# Arcadia bird lamp blown AGAIN!!!



## chalky76 (Aug 23, 2007)

Well as the title says really. This is the 2nd one to blow in just a few months and as they are £33 a pop (excuse the pun) I've decided not to replace this one. I mean £99 in a little over three months is just ridiculous!!!!!!

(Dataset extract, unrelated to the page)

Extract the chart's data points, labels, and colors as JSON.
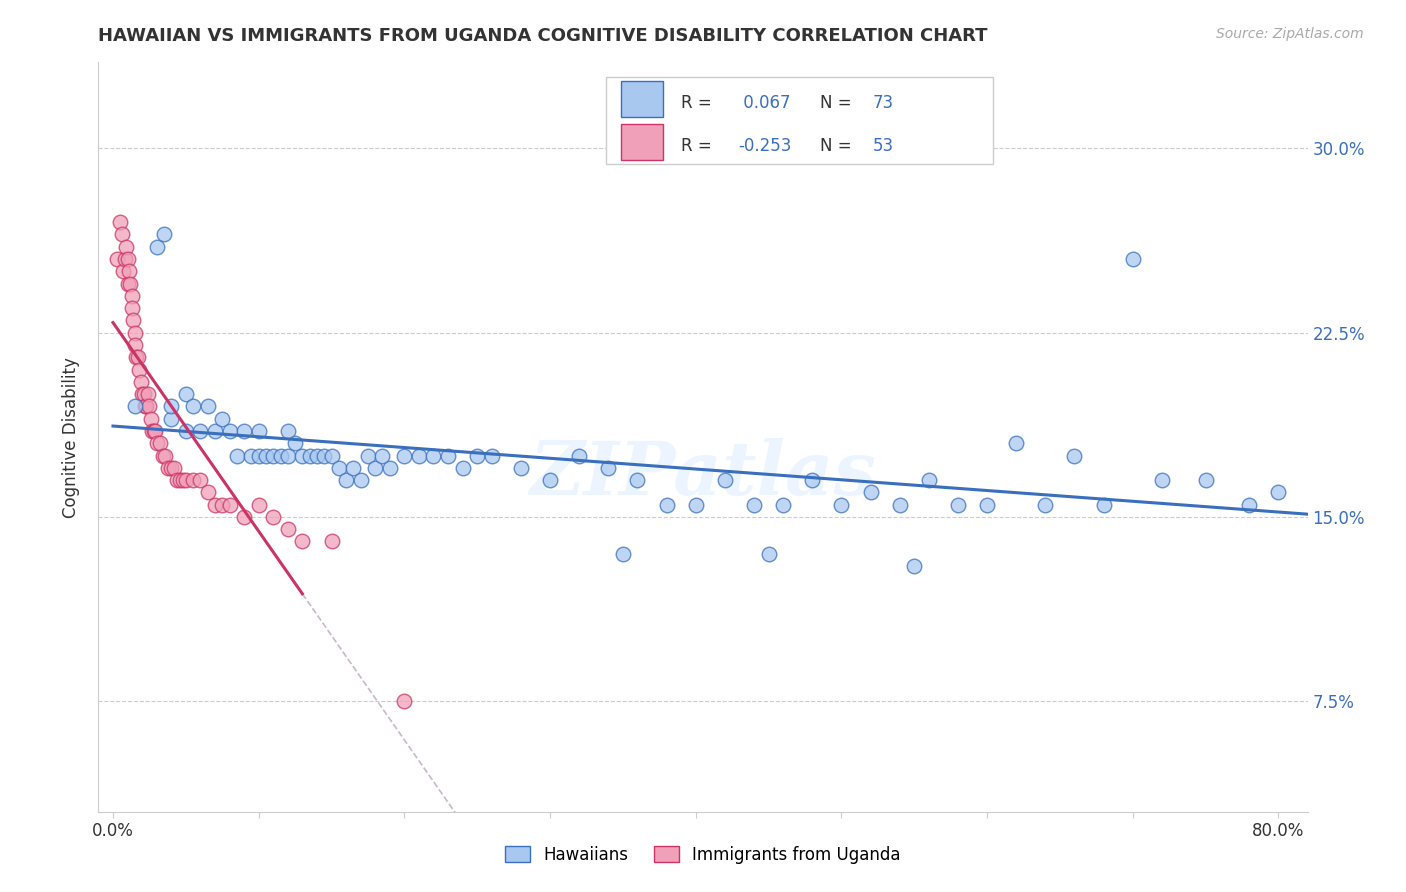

Has anyone else had any problems with them?

Cheers

Chalky


----------



## Arcadiajohn (Jan 30, 2011)

This is terrible,

Pm me you address and I will send you another one.

John.




chalky76 said:


> Well as the title says really. This is the 2nd one to blow in just a few months and as they are £33 a pop (excuse the pun) I've decided not to replace this one. I mean £99 in a little over three months is just ridiculous!!!!!!
> 
> Has anyone else had any problems with them?
> 
> ...


----------



## chalky76 (Aug 23, 2007)

Arcadiajohn said:


> This is terrible,
> 
> Pm me you address and I will send you another one.
> 
> John.


Well what can I say, what a totally awesome bloke. I was expecting Arcadia just to say that its one of those things and that bulbs sometimes pop but that's what I call exceptional service. :no1:


----------



## chalky76 (Aug 23, 2007)

Well the replacement bulb came today. Hopefully it will last a tad longer then the other two but either way I have to say John is a true star. Thanks ever so much for sending me this, utter professionalism. :no1::no1::no1:

Cheers

Chalky


----------